In Part 1, the farm is described as a plantation, and the owner is identified as Wilson da Silva. According to Creighton, the investigators interviewed locals and found that many believed the plantation was haunted. In spite of this reputation, their first sighting on July 22, 1968, came after 4 months of seeing nothing after beginning their investigation in March.

Wilson is described as having the ability to predict when the UFOs would appear and is said to have exclaimed on July 22, “It will be tonight, General! I know it! I will guarantee that the saucers will appear at 9 o’clock, over the Hill, in their usual place!”

The sighting is described quite differently in Creighton’s article. According to him, they saw something like a “magnesium flash” that disappeared and then reappeared as pink, nearly the size of a house, and “giving out tiny spurts of slightly purplish light.”

Creighton describes da Silva telling everyone to join hands when the light first appeared. One man is said to have become ill, and da Silva is said to have been knocked to the ground by an unseen force.

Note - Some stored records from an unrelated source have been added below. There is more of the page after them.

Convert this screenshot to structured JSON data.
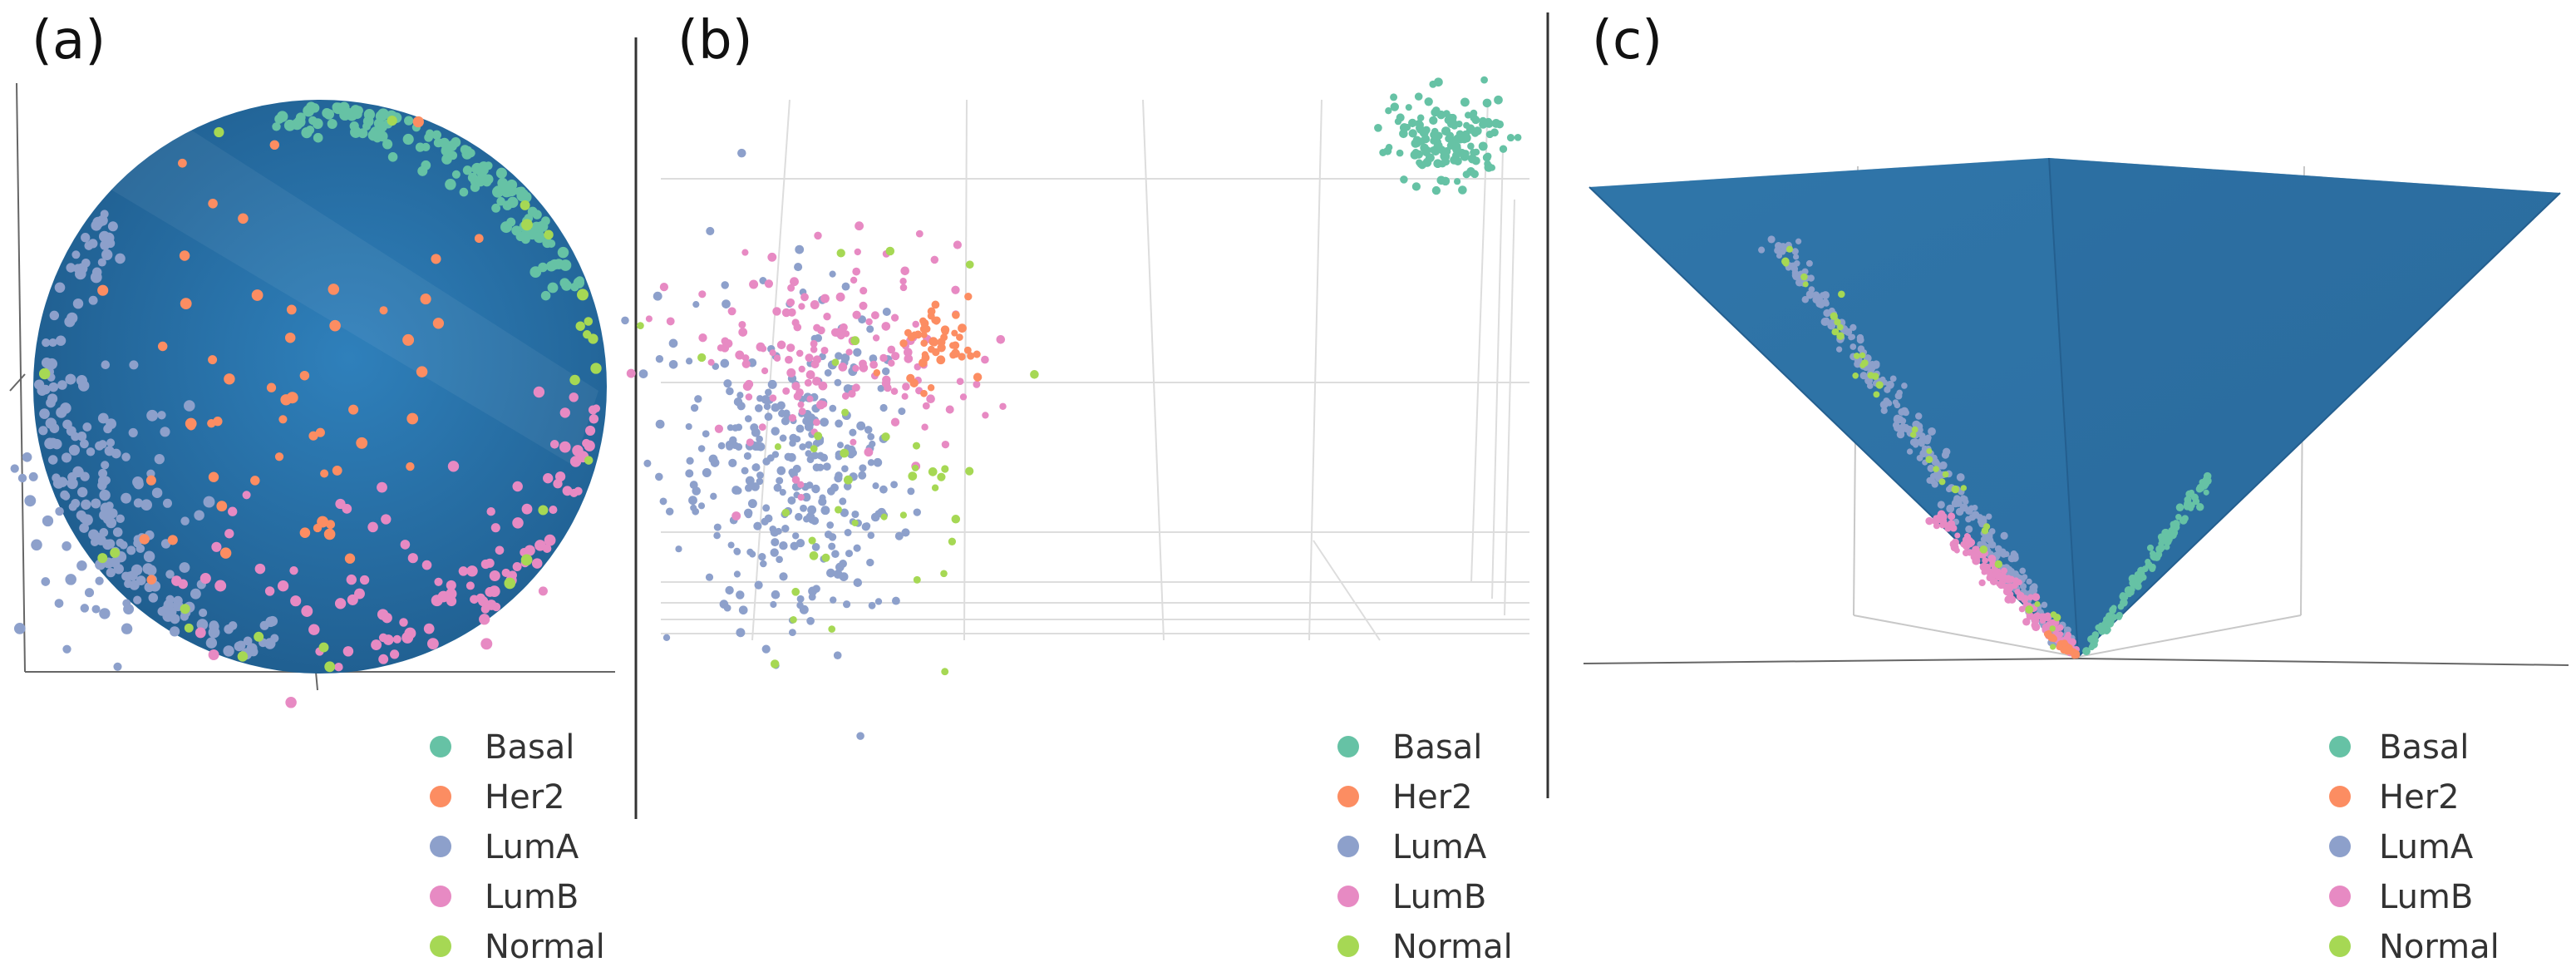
{
  "figure": {
    "colors": {
      "Basal": "#66c2a5",
      "Her2": "#fc8d62",
      "LumA": "#8da0cb",
      "LumB": "#e78ac3",
      "Normal": "#a6d854",
      "surface": "#2f74a8",
      "surface_dark": "#1f5d8e",
      "grid": "#d9d9d9",
      "axis": "#555555",
      "divider": "#333333"
    }
  },
  "chart_data": [
    {
      "type": "scatter",
      "view": "3d-sphere",
      "panel_label": "(a)",
      "title": "",
      "xlabel": "",
      "ylabel": "",
      "zlabel": "",
      "grid": false,
      "surface": "sphere",
      "legend_position": "bottom-right",
      "legend": [
        "Basal",
        "Her2",
        "LumA",
        "LumB",
        "Normal"
      ],
      "series": [
        {
          "name": "Basal",
          "region": "upper-right rim of sphere",
          "approx_count": 140
        },
        {
          "name": "Her2",
          "region": "center of sphere face",
          "approx_count": 55
        },
        {
          "name": "LumA",
          "region": "left and lower rim",
          "approx_count": 230
        },
        {
          "name": "LumB",
          "region": "lower-right rim",
          "approx_count": 110
        },
        {
          "name": "Normal",
          "region": "scattered along rim",
          "approx_count": 25
        }
      ]
    },
    {
      "type": "scatter",
      "view": "3d-scatter",
      "panel_label": "(b)",
      "title": "",
      "xlabel": "",
      "ylabel": "",
      "zlabel": "",
      "grid": true,
      "surface": "none",
      "legend_position": "bottom-right",
      "legend": [
        "Basal",
        "Her2",
        "LumA",
        "LumB",
        "Normal"
      ],
      "series": [
        {
          "name": "Basal",
          "region": "isolated cluster, upper right",
          "approx_count": 150
        },
        {
          "name": "Her2",
          "region": "upper right edge of main cluster",
          "approx_count": 50
        },
        {
          "name": "LumA",
          "region": "left and lower main cluster",
          "approx_count": 320
        },
        {
          "name": "LumB",
          "region": "upper main cluster",
          "approx_count": 160
        },
        {
          "name": "Normal",
          "region": "scattered, main cluster edges",
          "approx_count": 40
        }
      ]
    },
    {
      "type": "scatter",
      "view": "3d-cone",
      "panel_label": "(c)",
      "title": "",
      "xlabel": "",
      "ylabel": "",
      "zlabel": "",
      "grid": true,
      "surface": "inverted cone",
      "legend_position": "bottom-right",
      "legend": [
        "Basal",
        "Her2",
        "LumA",
        "LumB",
        "Normal"
      ],
      "series": [
        {
          "name": "Basal",
          "region": "right edge line of cone",
          "approx_count": 120
        },
        {
          "name": "Her2",
          "region": "near cone apex",
          "approx_count": 30
        },
        {
          "name": "LumA",
          "region": "left edge line of cone",
          "approx_count": 300
        },
        {
          "name": "LumB",
          "region": "lower left edge near apex",
          "approx_count": 150
        },
        {
          "name": "Normal",
          "region": "along left edge line",
          "approx_count": 40
        }
      ]
    }
  ]
}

According to Creighton, when the light reappeared, da Silva walked towards it saying he was going to make, in Creighton’s words, “mental contact.” Then, just a few steps in, he turned around and ran full-speed past the group shouting “Danger! Watch out for your lives! Put a hand to your chest, everybody!

While da Silva kept shouting about danger, the rest of the group stayed put. The light is described as appearing once again and being blue with a mist around it. Creighton tells the reader that Santa Maria explained that the mist served as protection from radiation but didn’t say “how this was known.”

According to Creighton, the light headed straight for the group, and they ran from it. It stopped, disappeared, and then reappeared 500 meters away, this time “blue, flashing, and twinkling like a star,” and stayed there for 15 minutes.

After the light was gone, the group discussed what they had experienced, Uchoa wrote up a report, and they all signed it. Creighton ends Part 1 describing a calmed- down da Silva saying to the group that he “guarantees” there will be more manifestations over the next few nights.